November 16, 2025
Lost in the airwaves
Interactive Spectrum Chart
Radio map has fans swooning—and shouting: “Open source when?”
TLDR: An indie web app turns the invisible radio world into an interactive map you can zoom and toggle. Fans are thrilled and requesting features, while the hottest debate is whether it’ll be open-sourced—key for teachers and tinkerers who want to build and share from it.
A solo creator dropped a clickable “map of the air” that lets you zoom around the invisible world of radio signals—Wi‑Fi, Bluetooth, Zigbee and more—and the crowd is eating it up. The link to the magic: spectrum.potatofi.com. One early commenter framed it as a behind‑the‑scenes peek at the app itself, while others praised the slick pan/zoom and the chaos of the 2.4 GHz neighborhood. The dev claims it’s built with plain old web code and even runs on a dusty Windows XP netbook—cue nostalgia and nerd swoons.

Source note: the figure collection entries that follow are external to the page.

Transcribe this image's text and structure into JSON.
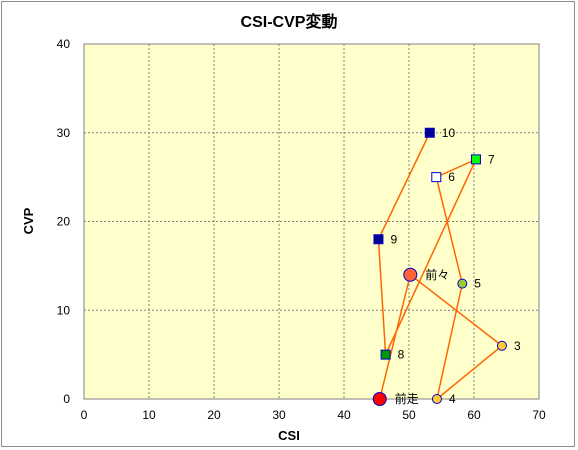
{
  "chart_data": {
    "type": "scatter",
    "title": "CSI-CVP変動",
    "xlabel": "CSI",
    "ylabel": "CVP",
    "xlim": [
      0,
      70
    ],
    "ylim": [
      0,
      40
    ],
    "xticks": [
      "0",
      "10",
      "20",
      "30",
      "40",
      "50",
      "60",
      "70"
    ],
    "yticks": [
      "0",
      "10",
      "20",
      "30",
      "40"
    ],
    "grid": true,
    "legend": "none",
    "colors": {
      "plot_background": "#ffffcc",
      "grid": "#808080",
      "line": "#ff6600",
      "red": "#ff0000",
      "orange": "#ff6633",
      "yellow": "#ffcc33",
      "yellow_green": "#99cc33",
      "navy": "#000099",
      "green_dark": "#009900",
      "green_bright": "#00ff00",
      "blue": "#0000cc",
      "white": "#ffffff"
    },
    "points": [
      {
        "label": "前走",
        "x": 45.5,
        "y": 0,
        "marker": "circle-large",
        "fill": "#ff0000",
        "stroke": "#0000cc"
      },
      {
        "label": "前々",
        "x": 50.2,
        "y": 14,
        "marker": "circle-large",
        "fill": "#ff6633",
        "stroke": "#0000cc"
      },
      {
        "label": "3",
        "x": 64.3,
        "y": 6,
        "marker": "circle",
        "fill": "#ffcc33",
        "stroke": "#0000cc"
      },
      {
        "label": "4",
        "x": 54.3,
        "y": 0,
        "marker": "circle",
        "fill": "#ffcc33",
        "stroke": "#0000cc"
      },
      {
        "label": "5",
        "x": 58.2,
        "y": 13,
        "marker": "circle",
        "fill": "#99cc33",
        "stroke": "#0000cc"
      },
      {
        "label": "6",
        "x": 54.2,
        "y": 25,
        "marker": "square",
        "fill": "#ffffff",
        "stroke": "#0000cc"
      },
      {
        "label": "7",
        "x": 60.3,
        "y": 27,
        "marker": "square",
        "fill": "#00ff00",
        "stroke": "#0000cc"
      },
      {
        "label": "8",
        "x": 46.4,
        "y": 5,
        "marker": "square",
        "fill": "#009900",
        "stroke": "#0000cc"
      },
      {
        "label": "9",
        "x": 45.3,
        "y": 18,
        "marker": "square",
        "fill": "#000099",
        "stroke": "#0000cc"
      },
      {
        "label": "10",
        "x": 53.2,
        "y": 30,
        "marker": "square",
        "fill": "#000099",
        "stroke": "#0000cc"
      }
    ]
  }
}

But the community’s not just clapping; they’re plotting. Feature wishlists flew in—hover labels, click‑to‑details, Grafana‑style dashboards—while one line stole the show: “I turned everything on and got lost in the spectrum lol,” becoming the unofficial meme of the thread. Then came the drama: the classic internet standoff—is it open source? A top comment asked it bluntly, and suddenly the vibe shifted from toybox glee to license-lawyer energy. The creator politely says don’t copy or host it (for now), hinting a friendlier license might come later and teasing potential backing from their employer. Translation: gorgeous rabbit hole today, bigger plans maybe tomorrow. Until then, fans are bookmarking, star‑gazing, and treating the 2.4 GHz crush like a theme park ride—equal parts science class and candy store.
Key Points
- •A new web app visualizes the radio spectrum with pan/zoom and toggleable technology layers and channel widths.

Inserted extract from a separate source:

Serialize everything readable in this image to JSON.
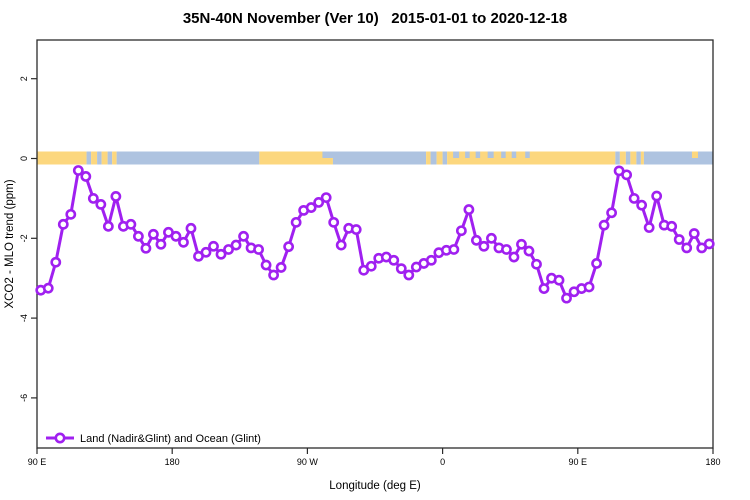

- •Users can filter by regulatory domains, use shortcuts to jump to bands, and download snapshots of the canvas.
- •The author credits early graphical Wi‑Fi scanner work to Ryan Woodings and Brian Tuttle with inSSIDer 2 at MetaGeek.
- •The app includes an 802.11ah channel chart derived from the 802.11‑2020 spec, validated with Claude.ai.
- •Built in vanilla HTML/CSS/JavaScript, the tool prioritizes performance (pure JS) and allows educational use but restricts code redistribution.